Does anyone know how to figure out the minimum speed of a particular motor? What tricks can be used to have a lot of torque and a low as possible speed? What are the limiting factors? Is it worth looking at a gearbox on the motor to get a lower speed (or does that not make sense with an electric motor).
Questions, questions questions... Anyone investigated this or are we all a bunch of speed demons here :-) ?
What kind of application do you have?
If you want full torque at 0 speed for e.g. position control you need an encoder such as the AS5047. In sensorless mode the VESC can also run at very low speeds, position control at 0 speed is not easy without an encoder.
My application is comparable with a wirecam, but a bit different in some ways (I think i need a bit more torque for example).
In FOC i can get the motor to do about a rotation per 0.75 second, but torque doesn't seem amazing when i do that. It would be great if i could run at 2 or more second per rotation.
Reading up on the AS5047 sensor and might try to make things work with that.
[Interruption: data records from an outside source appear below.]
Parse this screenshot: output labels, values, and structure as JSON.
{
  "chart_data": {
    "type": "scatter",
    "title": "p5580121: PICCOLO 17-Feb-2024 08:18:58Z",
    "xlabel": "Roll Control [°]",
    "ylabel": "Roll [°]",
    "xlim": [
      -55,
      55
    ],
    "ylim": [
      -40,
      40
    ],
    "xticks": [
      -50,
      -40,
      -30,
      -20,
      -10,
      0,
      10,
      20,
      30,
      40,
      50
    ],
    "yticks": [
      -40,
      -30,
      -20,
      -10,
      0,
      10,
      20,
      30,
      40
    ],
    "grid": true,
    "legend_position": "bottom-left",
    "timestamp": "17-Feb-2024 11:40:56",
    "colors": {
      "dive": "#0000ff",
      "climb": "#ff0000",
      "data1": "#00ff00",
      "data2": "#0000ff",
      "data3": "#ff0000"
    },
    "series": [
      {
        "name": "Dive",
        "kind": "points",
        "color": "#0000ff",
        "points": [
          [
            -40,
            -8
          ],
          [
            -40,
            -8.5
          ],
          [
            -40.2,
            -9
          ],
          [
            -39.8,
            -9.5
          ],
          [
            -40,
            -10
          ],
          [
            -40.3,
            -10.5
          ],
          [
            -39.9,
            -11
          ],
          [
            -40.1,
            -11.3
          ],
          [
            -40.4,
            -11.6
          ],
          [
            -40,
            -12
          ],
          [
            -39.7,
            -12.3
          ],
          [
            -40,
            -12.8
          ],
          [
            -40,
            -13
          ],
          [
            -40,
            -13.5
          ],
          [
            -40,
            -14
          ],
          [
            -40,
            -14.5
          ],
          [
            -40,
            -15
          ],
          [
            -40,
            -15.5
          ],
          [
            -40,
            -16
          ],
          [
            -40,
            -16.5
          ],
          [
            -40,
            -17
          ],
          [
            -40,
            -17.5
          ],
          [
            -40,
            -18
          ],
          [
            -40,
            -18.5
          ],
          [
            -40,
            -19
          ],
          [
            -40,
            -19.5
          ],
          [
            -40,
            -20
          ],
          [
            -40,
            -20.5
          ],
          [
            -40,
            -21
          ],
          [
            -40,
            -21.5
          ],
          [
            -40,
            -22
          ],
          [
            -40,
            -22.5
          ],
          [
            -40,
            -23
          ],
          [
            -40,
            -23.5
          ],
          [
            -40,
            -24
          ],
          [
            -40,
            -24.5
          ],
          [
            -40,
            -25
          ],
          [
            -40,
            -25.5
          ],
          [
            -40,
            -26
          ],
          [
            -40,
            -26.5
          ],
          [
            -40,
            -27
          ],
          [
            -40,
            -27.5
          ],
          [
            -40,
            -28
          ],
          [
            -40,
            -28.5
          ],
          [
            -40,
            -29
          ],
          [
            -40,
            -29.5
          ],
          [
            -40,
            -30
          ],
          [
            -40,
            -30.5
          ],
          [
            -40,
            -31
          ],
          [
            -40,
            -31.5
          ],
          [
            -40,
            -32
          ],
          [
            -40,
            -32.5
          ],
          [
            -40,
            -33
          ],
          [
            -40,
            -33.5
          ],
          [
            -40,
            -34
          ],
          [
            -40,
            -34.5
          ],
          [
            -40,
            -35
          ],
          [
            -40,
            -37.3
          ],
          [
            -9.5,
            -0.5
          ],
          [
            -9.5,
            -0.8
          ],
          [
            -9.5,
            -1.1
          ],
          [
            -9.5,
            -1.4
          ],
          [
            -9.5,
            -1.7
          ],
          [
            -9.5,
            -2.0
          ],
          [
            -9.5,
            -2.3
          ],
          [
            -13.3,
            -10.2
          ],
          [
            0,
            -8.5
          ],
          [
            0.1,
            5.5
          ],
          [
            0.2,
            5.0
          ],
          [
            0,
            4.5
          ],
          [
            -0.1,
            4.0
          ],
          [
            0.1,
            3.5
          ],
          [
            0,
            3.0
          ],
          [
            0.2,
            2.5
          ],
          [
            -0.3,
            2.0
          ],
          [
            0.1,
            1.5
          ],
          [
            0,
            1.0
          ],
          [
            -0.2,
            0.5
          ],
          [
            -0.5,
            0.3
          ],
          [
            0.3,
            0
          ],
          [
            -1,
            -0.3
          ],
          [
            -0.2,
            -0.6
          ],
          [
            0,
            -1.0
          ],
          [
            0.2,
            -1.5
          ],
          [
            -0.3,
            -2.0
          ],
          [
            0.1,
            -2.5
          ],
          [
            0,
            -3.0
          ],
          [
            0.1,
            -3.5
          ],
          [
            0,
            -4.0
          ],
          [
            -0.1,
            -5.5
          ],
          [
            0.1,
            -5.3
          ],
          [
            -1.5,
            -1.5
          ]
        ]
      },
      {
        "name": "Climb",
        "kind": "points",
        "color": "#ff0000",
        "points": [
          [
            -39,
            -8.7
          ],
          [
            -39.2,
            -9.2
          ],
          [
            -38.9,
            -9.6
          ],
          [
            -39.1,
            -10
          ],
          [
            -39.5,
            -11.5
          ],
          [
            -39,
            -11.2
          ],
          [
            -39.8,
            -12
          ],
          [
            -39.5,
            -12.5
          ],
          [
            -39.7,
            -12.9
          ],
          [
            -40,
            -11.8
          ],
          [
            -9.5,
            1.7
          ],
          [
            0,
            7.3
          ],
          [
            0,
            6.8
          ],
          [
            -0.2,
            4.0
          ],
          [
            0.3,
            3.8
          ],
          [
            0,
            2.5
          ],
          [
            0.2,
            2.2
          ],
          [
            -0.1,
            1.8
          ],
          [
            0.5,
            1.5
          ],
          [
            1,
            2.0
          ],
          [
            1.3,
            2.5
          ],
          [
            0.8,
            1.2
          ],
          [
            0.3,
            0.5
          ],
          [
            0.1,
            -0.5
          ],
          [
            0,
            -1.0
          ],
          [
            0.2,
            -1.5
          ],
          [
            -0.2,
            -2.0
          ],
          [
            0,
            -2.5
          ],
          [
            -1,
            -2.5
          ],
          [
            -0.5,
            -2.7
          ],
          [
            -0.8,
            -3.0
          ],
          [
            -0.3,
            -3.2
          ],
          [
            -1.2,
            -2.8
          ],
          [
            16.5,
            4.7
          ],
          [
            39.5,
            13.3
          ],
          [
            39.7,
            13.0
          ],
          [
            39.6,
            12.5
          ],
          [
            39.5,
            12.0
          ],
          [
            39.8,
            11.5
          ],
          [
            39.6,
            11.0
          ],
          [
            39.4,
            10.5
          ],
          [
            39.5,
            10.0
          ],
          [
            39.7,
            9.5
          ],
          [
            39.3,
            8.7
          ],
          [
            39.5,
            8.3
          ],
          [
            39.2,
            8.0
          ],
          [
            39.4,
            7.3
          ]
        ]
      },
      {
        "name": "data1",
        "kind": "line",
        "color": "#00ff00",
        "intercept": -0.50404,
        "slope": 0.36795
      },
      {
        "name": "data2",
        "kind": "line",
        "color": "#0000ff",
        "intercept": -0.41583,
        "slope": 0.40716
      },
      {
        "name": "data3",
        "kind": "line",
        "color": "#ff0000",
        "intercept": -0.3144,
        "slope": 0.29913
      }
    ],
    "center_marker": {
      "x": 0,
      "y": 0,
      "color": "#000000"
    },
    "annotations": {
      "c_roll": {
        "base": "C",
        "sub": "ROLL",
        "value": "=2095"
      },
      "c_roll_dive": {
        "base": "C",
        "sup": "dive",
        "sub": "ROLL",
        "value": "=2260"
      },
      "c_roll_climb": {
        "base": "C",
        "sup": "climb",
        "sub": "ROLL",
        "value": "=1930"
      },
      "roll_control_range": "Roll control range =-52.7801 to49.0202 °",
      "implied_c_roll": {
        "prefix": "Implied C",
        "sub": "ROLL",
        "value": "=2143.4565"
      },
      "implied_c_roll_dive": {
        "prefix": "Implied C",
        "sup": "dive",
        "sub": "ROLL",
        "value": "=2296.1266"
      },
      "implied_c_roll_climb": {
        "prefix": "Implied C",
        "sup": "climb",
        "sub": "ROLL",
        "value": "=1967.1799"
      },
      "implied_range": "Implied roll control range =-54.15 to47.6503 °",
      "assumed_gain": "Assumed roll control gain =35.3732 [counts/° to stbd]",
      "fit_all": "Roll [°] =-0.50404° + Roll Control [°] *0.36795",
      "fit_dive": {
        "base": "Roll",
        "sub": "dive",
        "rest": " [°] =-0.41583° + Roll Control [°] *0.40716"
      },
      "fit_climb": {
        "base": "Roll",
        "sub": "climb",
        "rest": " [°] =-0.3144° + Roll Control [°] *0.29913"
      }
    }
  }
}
Not so comfortable with electronics but it's an interesting journey so far :-)
Terribly impressed with the VESC project.
Yes I would use an encoder at those speeds.
Have a Nice Day.
Thierry
Benjamin, there are a bunch of applications where an encoder for position control is not necessary. And it would be great if the VESC could operate in such a mode.
Suppose I take an 8mm threaded rod, Hook it up to an HX750 motor and use it in a CNC / 3D printer application.
The HX750 has 7 electrical revolutions per mechanical revolution. So it has 42 possible "enhanced cogging points". So, with 1.25mm of running distance per revolution on the rod, we get an accuracy of about 30 microns, if we can position to the BLDC-step that is requested. The only thing is that with lack-of-feedback, we would have to keep the "holding torque" current running. But simple BLDC-mode hallsensors would fix even that.
If Davideo is who I think he is, the 42 BLDC positions per revolution will result in a positioning accuracy much better than what he really needs in his application.
My 30 microns is "on the edge" for a 3D printer. For a 3D printer you'd maybe add a 3:1 reduction belt from the motor. Oh... and top speed for moving in that manner? Ehh 60000 ERPM, 8570 RPM on the rod, 142 Rotations per second, or 180mm/sec. Not extreme but quite acceptable for a 3D printer. But especially with hall sensors we can deliver 10 or 20 times more energy into the system than with stepper motors.
I think the position controller should work with hall sensors as it is, but you have to adjust the PID parameters to make it stable. The low sample rate close to 0 speed makes it a bit more tricky.
Interesting! Can anyone recommend a information resource on the concepts around PID so I can figure out how to tweak them for my motor and purpose?
After updating to VESC_tool 0.87 today I noticed much smoother action at low speeds, it might actually be good enough for my purpose. Will still have a play with the AS5047 sensor on my next prototype though :-).